Look, I don’t know who those people are for you, but none of us is completely innocement here, because there are many sins that blind us to the way that the kingdom of Heaven works. Those sins have names like racism and sexism and heterosexism and greed. They are sins that manifest themselves in ways that make us seem holier than thou, overly pious, like workaholics, like holy crusaders. And yet Jesus says to us, time and time again, I am not interested in the crusaders. I am interested in the last. If you want to be first, you need to be last.
This is all well and good, and makes for a nice sermon about lowering yourself, about being less pompous and more generous or whatever, but I’ll be honest, I suspect it is not quite this easy, because if I am not like those people, the poor workers in the vineyard or the folks who wander in during the week, I am left to ask: What’s in it for me? After all, if the theologian Dietrich Bonhoeffer was right when he called the church the only organization on earth that exists for the benefit of those who aren’t yet its members, what’s in it for those of us who are already here?
But even more than all this: when I read the Bible, when I read stories like the one we heard from the Gospel of Matthew this morning, when I hear Jesus say things like “Blessed are the poor, for theirs is the kingdom of Heaven,” I really wonder, what’s in it for me? Because I can make some sort of half-hearted attempt to look at the Greek and the way the verb is conjugated and the context and that sort of thing to try and say, oh, Jesus didn’t actually mean that the poor will receive the Kingdom of heaven, and if he did, surely somehow he meant to include me in that distinction, but the bottom line is this: I am not poor. I am not subject to racism, or sexism, or heterosexism, or able-ism. I don’t have to worry, when I walk into a room, how people will respond to the color of my skin. At the end of the day, I am really pretty privileged, and while I have my own struggles, while my life hasn’t been a cakewalk, I can’t escape the nagging feeling—confirmed every time I actually open my eyes to the state of the world, to the hunger, the pain, the violence in the world—that even acknowledging my own struggles, there’s no way—no way—to read this story, about the last being first and the first being last, and find myself anywhere other than one of the workers picked at the beginning of the day, one of the people that Jesus ejected from the beginning of the line and sent to the back.
You see, I have my own stuff.

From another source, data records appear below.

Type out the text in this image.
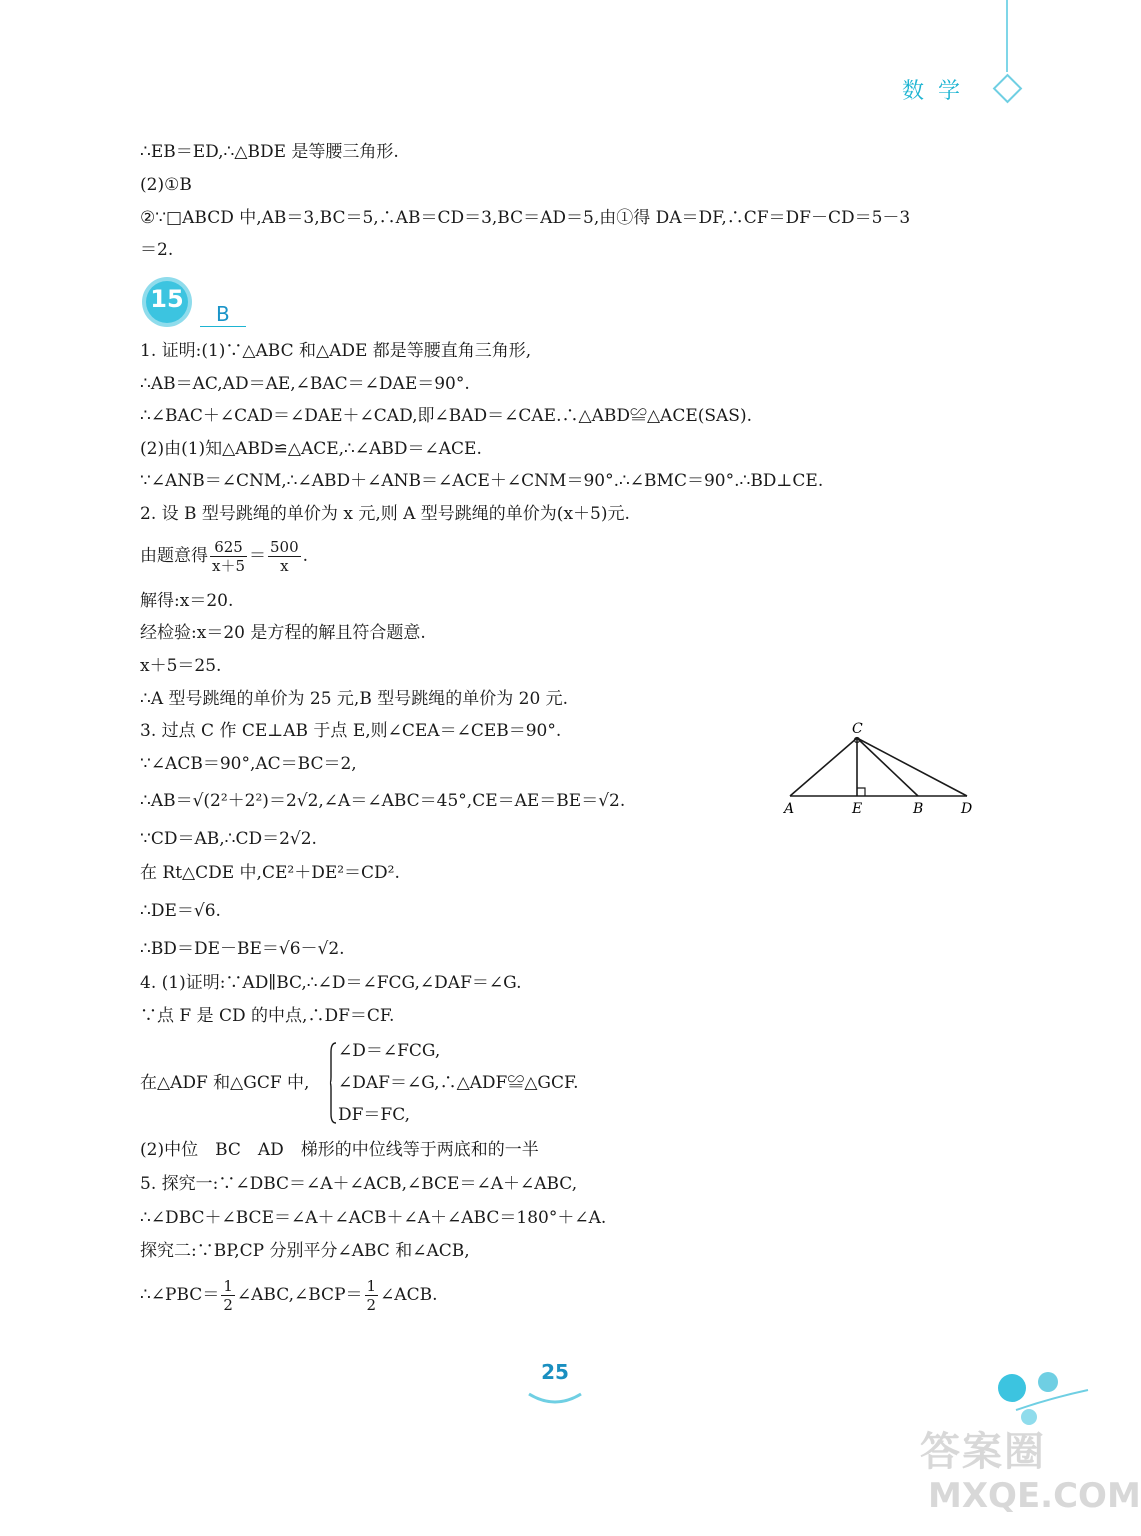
数学
∴EB＝ED,∴△BDE 是等腰三角形.
(2)①B
②∵□ABCD 中,AB＝3,BC＝5,∴AB＝CD＝3,BC＝AD＝5,由①得 DA＝DF,∴CF＝DF－CD＝5－3
＝2.
15
B
1. 证明:(1)∵△ABC 和△ADE 都是等腰直角三角形,
∴AB＝AC,AD＝AE,∠BAC＝∠DAE＝90°.
∴∠BAC＋∠CAD＝∠DAE＋∠CAD,即∠BAD＝∠CAE.∴△ABD≌△ACE(SAS).
(2)由(1)知△ABD≌△ACE,∴∠ABD＝∠ACE.
∵∠ANB＝∠CNM,∴∠ABD＋∠ANB＝∠ACE＋∠CNM＝90°.∴∠BMC＝90°.∴BD⊥CE.
2. 设 B 型号跳绳的单价为 x 元,则 A 型号跳绳的单价为(x＋5)元.
由题意得 $\frac{625}{x+5} = \frac{500}{x}$ .
解得:x＝20.
经检验:x＝20 是方程的解且符合题意.
x＋5＝25.
∴A 型号跳绳的单价为 25 元,B 型号跳绳的单价为 20 元.
3. 过点 C 作 CE⊥AB 于点 E,则∠CEA＝∠CEB＝90°.
∵∠ACB＝90°,AC＝BC＝2,
∴AB＝√(2²＋2²)＝2√2,∠A＝∠ABC＝45°,CE＝AE＝BE＝√2.
∵CD＝AB,∴CD＝2√2.
在 Rt△CDE 中,CE²＋DE²＝CD².
∴DE＝√6.
∴BD＝DE－BE＝√6－√2.
4. (1)证明:∵AD∥BC,∴∠D＝∠FCG,∠DAF＝∠G.
∵点 F 是 CD 的中点,∴DF＝CF.
C
A	E	B	D
在△ADF 和△GCF 中,
∠D＝∠FCG,
∠DAF＝∠G,∴△ADF≌△GCF.
DF＝FC,
(2)中位　BC　AD　梯形的中位线等于两底和的一半
5. 探究一:∵∠DBC＝∠A＋∠ACB,∠BCE＝∠A＋∠ABC,
∴∠DBC＋∠BCE＝∠A＋∠ACB＋∠A＋∠ABC＝180°＋∠A.
探究二:∵BP,CP 分别平分∠ABC 和∠ACB,
∴∠PBC＝ $\frac{1}{2}$ ∠ABC,∠BCP＝ $\frac{1}{2}$ ∠ACB.
25
答案圈
MXQE.COM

My own baggage. We all do. But so often, when I consider how it is that Jesus sees me, when I think about what Jesus is calling me to be and to do, I hide behind that baggage, pull out a bicycle pump and attempt to inflate it until it’s so big that I can say, oh, Jesus must have been talking about me when he said that the last shall be first. He must want to pluck me from the back and put me at the beginning of the line. But I suspect that it may all be a ruse to make me feel better about myself.
If you have been in my office here at the church you may have noticed that I only have one actual photograph hanging on the wall behind my desk. It is a photo of the Rev. Dr. Howard Thurman, who was the spiritual father of the American civil rights movement, a student of Mahatma Gandhi and a teacher of Dr. King. And so much of what Dr. King believed about the movement and did in response stems from Thurman and a little book he wrote called Jesus and the Disinherited. I’ve probably read that little book twenty times. I discovered it in college and it has haunted me ever since.
The reason is this. Thurman says that throughout the centuries, the oppressed have asked some version of the question: What’s in it for me? And so Thurman looks at the life of Jesus, at the things he says, including this business of the last being first and the first being last, and he concludes that the Bible is clear that Jesus is on the side of the oppressed, the disinherited, the people with their backs against the wall. And as I look at the life of Jesus, at the things he actually said, I can’t see how Thurman is wrong. The words are there in black and white. But what haunts me is this: if Jesus was not joking when he said that blessed are the poor, for theirs is the kingdom of Heaven, well, what’s in it for me?
I will end with this. I have a ministry colleague, a young African-American pastor from Chicago I met at a conference. He spends a lot of his time working with troubled youth, and we bonded over our love of Howard Thurman. I shared with him once that I was getting ready to teach a class on Jesus and the Disinherited to a group of wealthy, white people.
And my friend looked at me for a minute and just busted out laughing. What on earth are you doing teaching Howard Thurman to that group of people? What could Thurman possibly have to say to them?
I want you to know I’ve chewed on that question for several years. I’m going to be chewing on it the rest of my life, I think, because I am not disinherited. I am not oppressed. And if it is the case that the last shall be first and the first shall be last, and I am already near the front of the line, what’s in it for me? I don’t know that that question has the kind of answer you can neatly tie up a sermon with, but I do have a sneaking suspicion that the answer lies somewhere in following the savior, trying to learn from and be like Jesus, the God who set aside the power and the trappings of that particular job and became like one of us. You could spend a lifetime figuring out what that means for you, that the last shall be first and the first shall be last. May you be haunted by this good, faithful question. Amen.